Seeing her sitting there, the radiant morning glowing behind her had me entranced, and I questioned why I'd ever even considered — even entertained — the thought of leaving her. Something that felt this right couldn't possibly be wrong, could it? No, I refused to doubt myself now.

I hauled myself up, stretched, and padded over, sitting down next to her.

"Hey Fuli. You're up early." I initiated.

"Yeah, I just woke up today feeling ready to take on the day I guess, and when I looked outside, I couldn't resist watching this beautiful sunrise. I just can't stop thinking how lucky I am to have you with me. Out of everyone, you chose me. What are the chances" said disbelief in her voice. I brushed up against her.

"Well, considering you're the only one I have feelings for in this whole wide world, I'd say pretty high." I laughed warmly. She didn't reply immediately, just lay her head on my shoulder.

"Thats so… cheesy" she whispered after a second, giggling. I grinned

"Well yours wasn't much better." I laughed, and she laughed a little more and nodded.

"Yeah maybe" she said. we resigned to watching the sunset together, not worrying about our troubles. The peace and quiet of the sleepy savannah was addictive. Or maybe it was her next to me that had me high.

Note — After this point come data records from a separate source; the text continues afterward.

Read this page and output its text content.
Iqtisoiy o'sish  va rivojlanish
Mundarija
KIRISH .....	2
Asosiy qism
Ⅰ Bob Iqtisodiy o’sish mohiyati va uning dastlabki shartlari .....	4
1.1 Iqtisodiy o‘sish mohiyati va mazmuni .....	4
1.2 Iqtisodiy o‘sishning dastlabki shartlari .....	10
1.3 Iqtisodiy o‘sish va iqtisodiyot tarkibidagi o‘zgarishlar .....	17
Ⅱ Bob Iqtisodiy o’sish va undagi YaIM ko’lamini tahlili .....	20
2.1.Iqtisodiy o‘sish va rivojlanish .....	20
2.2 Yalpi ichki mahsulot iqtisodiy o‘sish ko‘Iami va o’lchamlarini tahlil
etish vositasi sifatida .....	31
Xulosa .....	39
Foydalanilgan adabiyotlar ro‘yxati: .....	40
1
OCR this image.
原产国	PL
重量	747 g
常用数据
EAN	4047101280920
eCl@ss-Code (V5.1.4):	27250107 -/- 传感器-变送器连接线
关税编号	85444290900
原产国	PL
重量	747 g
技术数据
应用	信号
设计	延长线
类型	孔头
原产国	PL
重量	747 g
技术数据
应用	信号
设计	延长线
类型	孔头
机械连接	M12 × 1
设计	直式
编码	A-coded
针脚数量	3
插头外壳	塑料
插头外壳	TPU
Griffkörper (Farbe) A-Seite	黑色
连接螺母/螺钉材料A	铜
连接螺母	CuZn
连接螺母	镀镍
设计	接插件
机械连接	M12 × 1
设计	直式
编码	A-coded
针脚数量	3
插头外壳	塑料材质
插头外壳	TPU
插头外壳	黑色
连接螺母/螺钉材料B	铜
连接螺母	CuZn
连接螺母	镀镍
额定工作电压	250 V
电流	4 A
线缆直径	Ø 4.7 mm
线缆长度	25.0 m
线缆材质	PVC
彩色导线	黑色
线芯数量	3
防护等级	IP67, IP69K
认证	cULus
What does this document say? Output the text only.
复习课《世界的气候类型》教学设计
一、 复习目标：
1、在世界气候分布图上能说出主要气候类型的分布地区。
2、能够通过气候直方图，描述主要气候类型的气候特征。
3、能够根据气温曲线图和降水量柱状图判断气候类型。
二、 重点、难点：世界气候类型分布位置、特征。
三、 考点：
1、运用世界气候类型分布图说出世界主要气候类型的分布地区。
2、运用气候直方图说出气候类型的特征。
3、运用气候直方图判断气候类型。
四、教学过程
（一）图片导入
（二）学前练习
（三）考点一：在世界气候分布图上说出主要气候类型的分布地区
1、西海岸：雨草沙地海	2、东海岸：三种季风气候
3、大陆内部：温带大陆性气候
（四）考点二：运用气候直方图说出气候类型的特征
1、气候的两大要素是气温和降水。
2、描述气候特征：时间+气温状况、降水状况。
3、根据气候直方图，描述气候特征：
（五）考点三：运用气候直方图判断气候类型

But it didn't matter. Nothing mattered. This was where we were. The past was unchangeable, and the future can wait its bloody turn. I will enjoy the present while it lasts. And I imagine the beautiful love beside be felt the same.

(So yeah, as you can tell, this is me giving it a happy ending. Not a conclusion, but a happy resting point for now. I decided to continue this and I will. I pledge to the 8 pages of comments that I never realised existed until now XD (seriously 8 pages of you guys commenting from a 5 chapter book. that's absolutely mental, and I love it and appreciate it so much. The support has been astounding.) but for now, I have finals, and I need to focus right now. So this was a tide-over and to assure you that I'm still here and… I can actually write properly now XD like a full sentence without Fkng up the grammar or spelling. So come December, there should be more story, but until then, thank you for sticking with me, even when I left you four years ago. You have more loyalty than me and I am so lucky to have a base that that cares so much. Good tidings for now, good luck to all those in exam time and ill see you all later.